Fig 1.3 — The same request expressed at three levels of structure, from exploratory prompt to deterministic playbook.
  • Level 1, prompts. Ad hoc interactions to speed up data engineering and governance. For example, an ad hoc prompt to understand the potential root causes of an issue.
  • Level 2, skills. Key workflows packaged as reproducible skills. For example, a way to generate triage and data quality reporting across the team.
  • Level 3, playbooks and agents. Structured playbooks, often with governance tooling and orchestration. For example, a background agent running workspace analytics on customer issues each evening.
Chapter 02
02

Prompting

Ad hoc MCP use, one question at a time.

01Choosing your LLM tool
02Writing good prompts
03Extend and chain MCPs to automate workflows
04Limitations of prompting
05Managing permissions and data access
Prompting

Choosing your LLM tool

You're already using prompts in tools like ChatGPT, Claude Desktop, and likely also to engage with coding tools such as VSCode or Cursor.

There are two main interfaces you'll typically use to engage with MCPs, code editors and chat interfaces.

Code editors such as Cursor and Claude Code, versus chat interfaces such as OpenAI and Claude Desktop
Fig 2.1 — Two main interfaces for working with MCPs: code editors and chat interfaces.

For use cases such as data modeling, you're most likely using a code editor while for ad hoc exploration, a chat interface often works best. It's worth considering the user experience for both, especially if you start developing tools and skills used by a wider audience.

Writing good prompts

A good prompt gives the model enough structure to be reliable without specifying every detail.

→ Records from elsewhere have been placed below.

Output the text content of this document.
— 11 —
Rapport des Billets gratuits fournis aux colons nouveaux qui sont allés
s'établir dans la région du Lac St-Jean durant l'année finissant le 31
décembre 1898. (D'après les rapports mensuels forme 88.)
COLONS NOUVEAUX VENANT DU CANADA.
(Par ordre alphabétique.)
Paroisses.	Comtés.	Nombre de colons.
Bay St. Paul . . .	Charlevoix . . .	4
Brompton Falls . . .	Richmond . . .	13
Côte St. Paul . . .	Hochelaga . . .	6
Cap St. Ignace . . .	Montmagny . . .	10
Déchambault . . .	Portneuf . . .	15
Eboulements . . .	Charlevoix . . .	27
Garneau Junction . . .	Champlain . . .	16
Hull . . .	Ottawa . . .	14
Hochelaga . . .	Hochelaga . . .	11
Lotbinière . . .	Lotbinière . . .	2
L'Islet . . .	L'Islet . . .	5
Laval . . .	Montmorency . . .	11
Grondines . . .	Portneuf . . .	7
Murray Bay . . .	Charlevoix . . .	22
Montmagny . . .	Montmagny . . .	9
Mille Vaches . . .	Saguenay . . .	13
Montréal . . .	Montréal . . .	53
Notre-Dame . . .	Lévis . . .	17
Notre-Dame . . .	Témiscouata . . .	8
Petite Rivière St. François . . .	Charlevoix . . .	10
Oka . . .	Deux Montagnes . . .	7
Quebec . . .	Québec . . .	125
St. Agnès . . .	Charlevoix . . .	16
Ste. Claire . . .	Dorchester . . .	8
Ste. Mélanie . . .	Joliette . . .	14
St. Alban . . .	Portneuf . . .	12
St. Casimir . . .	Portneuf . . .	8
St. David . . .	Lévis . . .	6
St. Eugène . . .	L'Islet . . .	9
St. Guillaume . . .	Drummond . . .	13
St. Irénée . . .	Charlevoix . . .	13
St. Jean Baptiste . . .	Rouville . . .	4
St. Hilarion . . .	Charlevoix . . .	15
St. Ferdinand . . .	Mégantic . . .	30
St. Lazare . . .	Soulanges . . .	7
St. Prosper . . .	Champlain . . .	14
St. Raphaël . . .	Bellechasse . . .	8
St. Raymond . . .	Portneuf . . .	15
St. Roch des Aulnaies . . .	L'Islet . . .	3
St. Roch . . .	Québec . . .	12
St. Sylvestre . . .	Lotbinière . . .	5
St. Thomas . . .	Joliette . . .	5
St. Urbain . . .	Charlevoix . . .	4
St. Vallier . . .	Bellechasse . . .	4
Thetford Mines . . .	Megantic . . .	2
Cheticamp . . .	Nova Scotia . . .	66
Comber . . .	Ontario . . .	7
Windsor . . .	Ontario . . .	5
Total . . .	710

What a good prompt includes

You do not need all of these every time, but naming them removes guesswork.

  • A role lets the model answer at the right level. "You are a data governance lead working in Coalesce" pulls more careful answers than no role at all.
  • A goal works best stated as the outcome you want rather than the steps to reach it.
  • Constraints are the rules the model has to respect, like leaving passthrough columns untested or keeping Tier-1 coverage capped.
  • An output format makes the result land in a shape you can use, whether that is a model file, a set of tests, or a short table.

Finding the right balance

Below are three examples of prompts to add tests to a data source - one that's too specific, one that's too broad, and one that strikes the right balance.

Too specific

Add not_null tests on trip_id, vehicle_id, and trip_start_time to the raw_trips table. Enforce unique on trip_id. Use accepted_values for vehicle_type restricted to car, bike, scooter. Include a freshness test with a 4-hour SLA and a row-count anomaly monitor allowing a 2% deviation

It names every test, threshold, and column. There's no room for judgement and assumes that you got everything right in the first go.
Too vague

Add tests to make sure data looks correct and updates as expected. You can add some checks for missing values or old data. Start simple and add more coverage as your data processes become more stable.

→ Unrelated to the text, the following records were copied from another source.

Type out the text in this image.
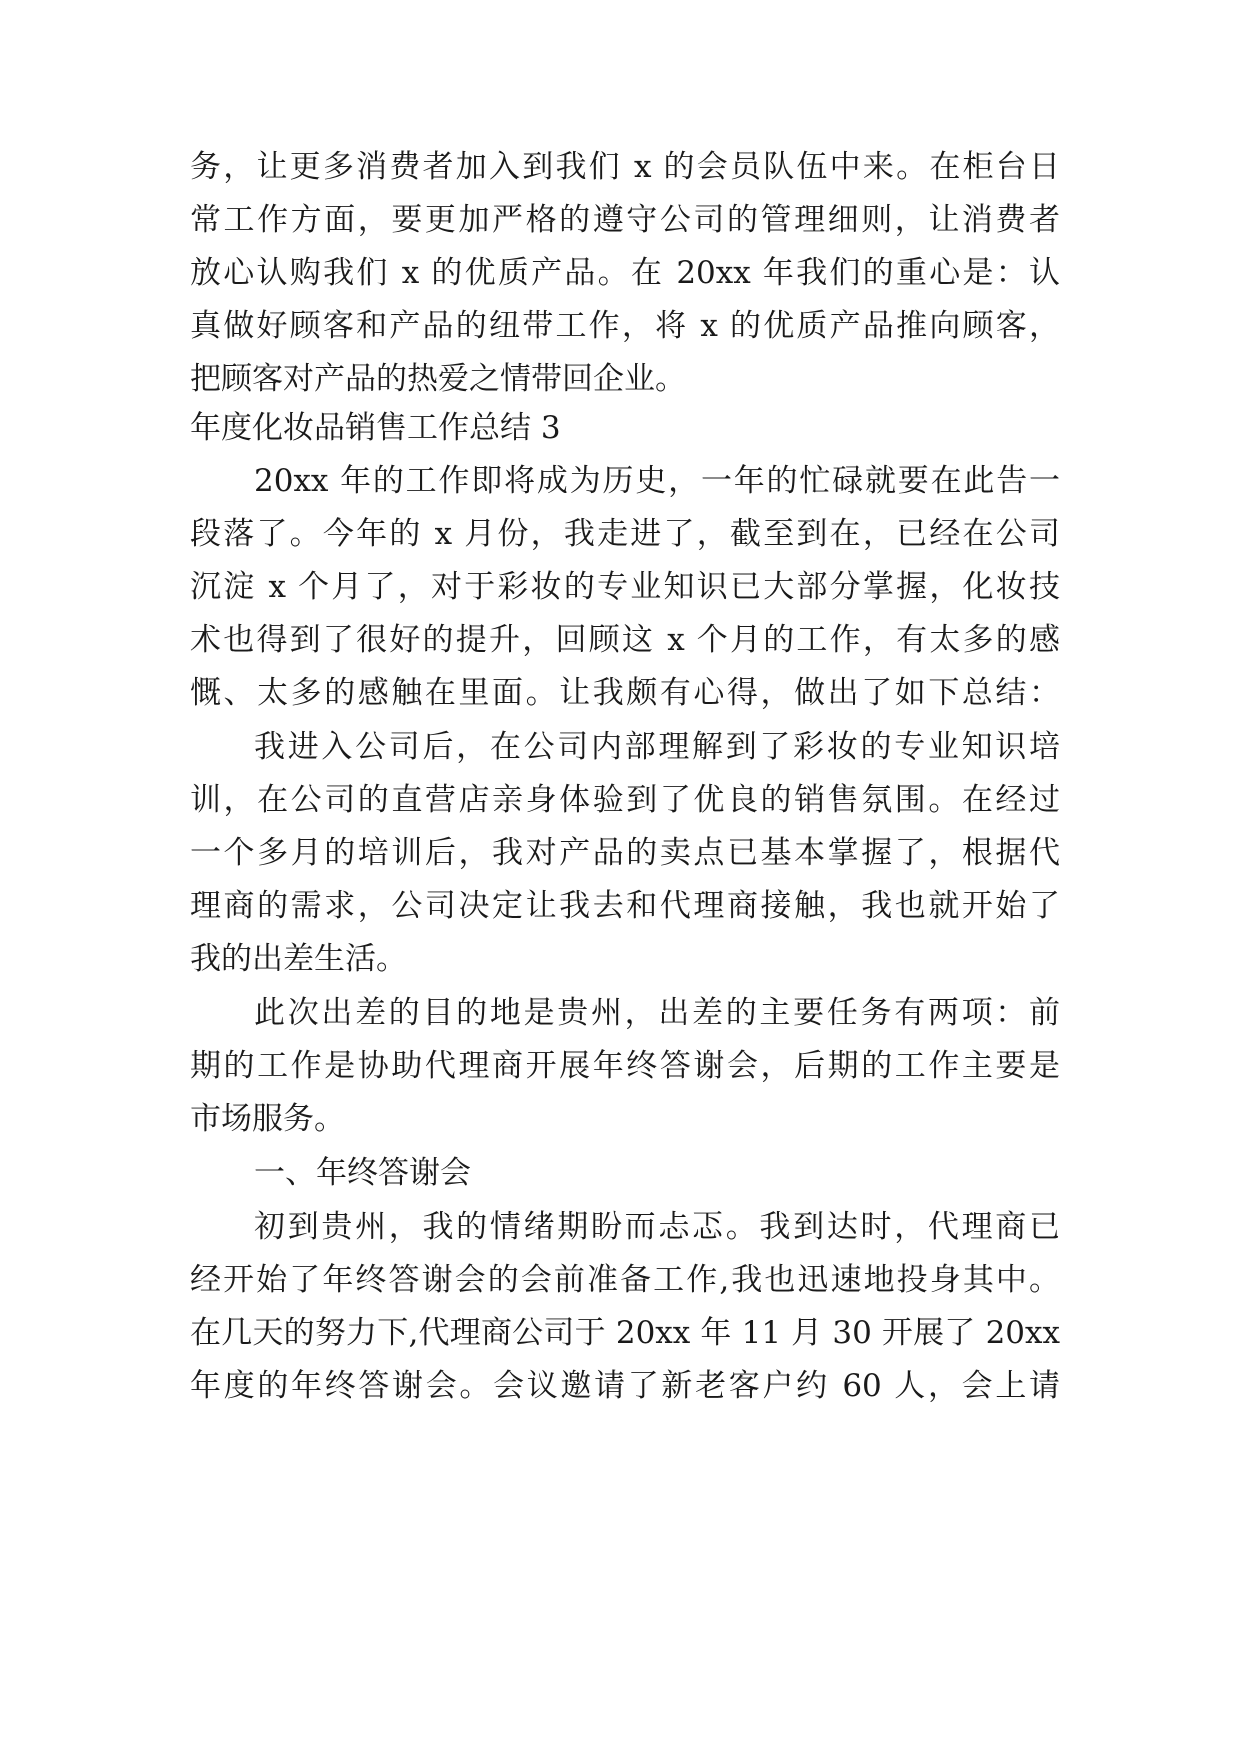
务，让更多消费者加入到我们 x 的会员队伍中来。在柜台日
常工作方面，要更加严格的遵守公司的管理细则，让消费者
放心认购我们 x 的优质产品。在 20xx 年我们的重心是：认
真做好顾客和产品的纽带工作，将 x 的优质产品推向顾客，
把顾客对产品的热爱之情带回企业。
年度化妆品销售工作总结 3
20xx 年的工作即将成为历史，一年的忙碌就要在此告一
段落了。今年的 x 月份，我走进了，截至到在，已经在公司
沉淀 x 个月了，对于彩妆的专业知识已大部分掌握，化妆技
术也得到了很好的提升，回顾这 x 个月的工作，有太多的感
慨、太多的感触在里面。让我颇有心得，做出了如下总结：
我进入公司后，在公司内部理解到了彩妆的专业知识培
训，在公司的直营店亲身体验到了优良的销售氛围。在经过
一个多月的培训后，我对产品的卖点已基本掌握了，根据代
理商的需求，公司决定让我去和代理商接触，我也就开始了
我的出差生活。
此次出差的目的地是贵州，出差的主要任务有两项：前
期的工作是协助代理商开展年终答谢会，后期的工作主要是
市场服务。
一、年终答谢会
初到贵州，我的情绪期盼而忐忑。我到达时，代理商已
经开始了年终答谢会的会前准备工作,我也迅速地投身其中。
在几天的努力下,代理商公司于 20xx 年 11 月 30 开展了 20xx
年度的年终答谢会。会议邀请了新老客户约 60 人，会上请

No specifics, so the output is generic and you end up doing the real thinking yourself.
Just right

Add tests to the table raw_trips. If something is already tested at the source (for example not null, unique) and the column is passthrough, with no transformations or joins, do not apply the same test again downstream. Prefer table stats monitors over freshness monitors. Add a comment for why each test exists, and whether it should be removed if the column is passthrough.

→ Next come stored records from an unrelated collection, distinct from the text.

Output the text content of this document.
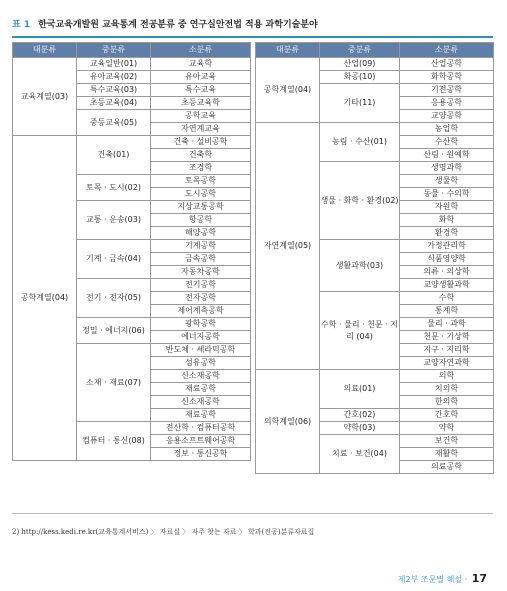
표 1 한국교육개발원 교육통계 전공분류 중 연구실안전법 적용 과학기술분야
대분류	중분류	소분류
교육계열(03)	교육일반(01)	교육학
	유아교육(02)	유아교육
	특수교육(03)	특수교육
	초등교육(04)	초등교육학
	중등교육(05)	공학교육
		자연계교육
공학계열(04)	건축(01)	건축 · 설비공학
		건축학
		조경학
	토목 · 도시(02)	토목공학
		도시공학
	교통 · 운송(03)	지상교통공학
		항공학
		해양공학
	기계 · 금속(04)	기계공학
		금속공학
		자동차공학
	전기 · 전자(05)	전기공학
		전자공학
		제어계측공학
	정밀 · 에너지(06)	광학공학
		에너지공학
	소재 · 재료(07)	반도체 · 세라믹공학
		섬유공학
		신소재공학
		재료공학
		신소재공학
		재료공학
	컴퓨터 · 통신(08)	전산학 · 컴퓨터공학
		응용소프트웨어공학
		정보 · 통신공학
대분류	중분류	소분류
공학계열(04)	산업(09)	산업공학
	화공(10)	화학공학
	기타(11)	기전공학
		응용공학
		교양공학
자연계열(05)	농림 · 수산(01)	농업학
		수산학
		산림 · 원예학
	생물 · 화학 · 환경(02)	생명과학
		생물학
		동물 · 수의학
		자원학
		화학
		환경학
	생활과학(03)	가정관리학
		식품영양학
		의류 · 의상학
		교양생활과학
	수학 · 물리 · 천문 · 지리 (04)	수학
		통계학
		물리 · 과학
		천문 · 기상학
		지구 · 지리학
		교양자연과학
의학계열(06)	의료(01)	의학
		치의학
		한의학
	간호(02)	간호학
	약학(03)	약학
	치료 · 보건(04)	보건학
		재활학
		의료공학
2) http://kess.kedi.re.kr(교육통계서비스) 〉 자료실 〉 자주 찾는 자료 〉 학과(전공)분류자료집
제2부 조문별 해설 · 17
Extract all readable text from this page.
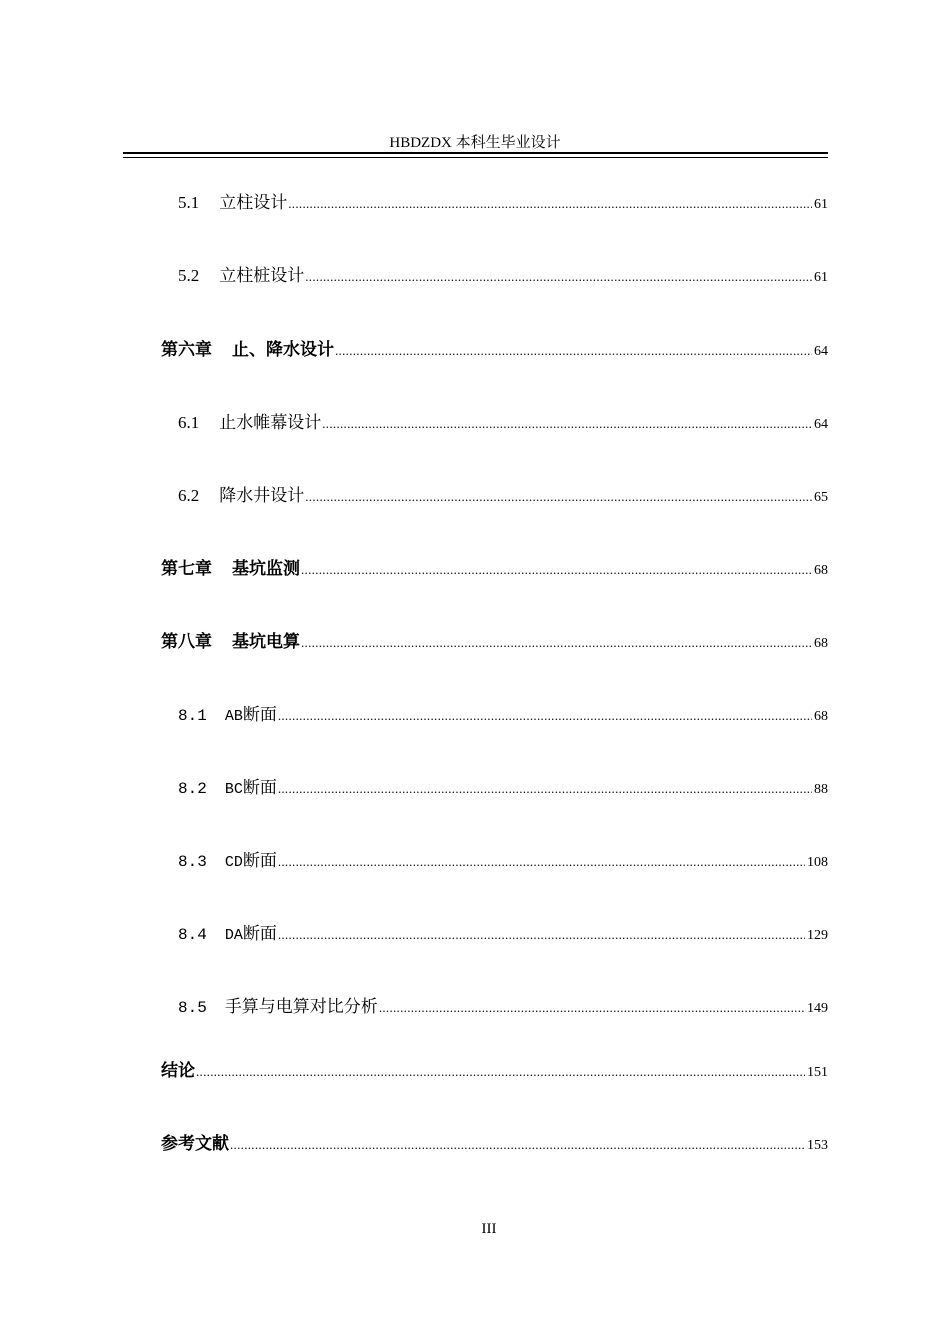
HBDZDX 本科生毕业设计
5.1 立柱设计 .....	61
5.2 立柱桩设计 .....	61
第六章 止、降水设计 .....	64
6.1 止水帷幕设计 .....	64
6.2 降水井设计 .....	65
第七章 基坑监测 .....	68
第八章 基坑电算 .....	68
8.1 AB断面 .....	68
8.2 BC断面 .....	88
8.3 CD断面 .....	108
8.4 DA断面 .....	129
8.5 手算与电算对比分析 .....	149
结论 .....	151
参考文献 .....	153
III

It hands a specific set of guidelines (for example, don't apply tests if the column is passthrough) and leaves the right level of freedom for the model to come up with ideas.

Give the model room to ask and disagree

For anything non-trivial, tell the model to ask questions before it writes anything, and to push back if your instruction will not hold up.

Is there any information or data I can share with you to help improve the tests you suggested

This helps reinforce that the LLM has the right level of detail before adding the tests.

Finally, you can help the model avoid context overload. For example, parsing an entire project or every schema risks burying the request, and the model spends its attention on material it does not need. Point it at the one model and the handful of upstream tables that matter.

Extend and chain MCPs to automate workflows

There's no shortage of what kind of questions you can ask, and to understand what areas you can expect to get good answers, it helps to first build an understanding of what tools the different MCPs offer, and look in the documentation for example questions.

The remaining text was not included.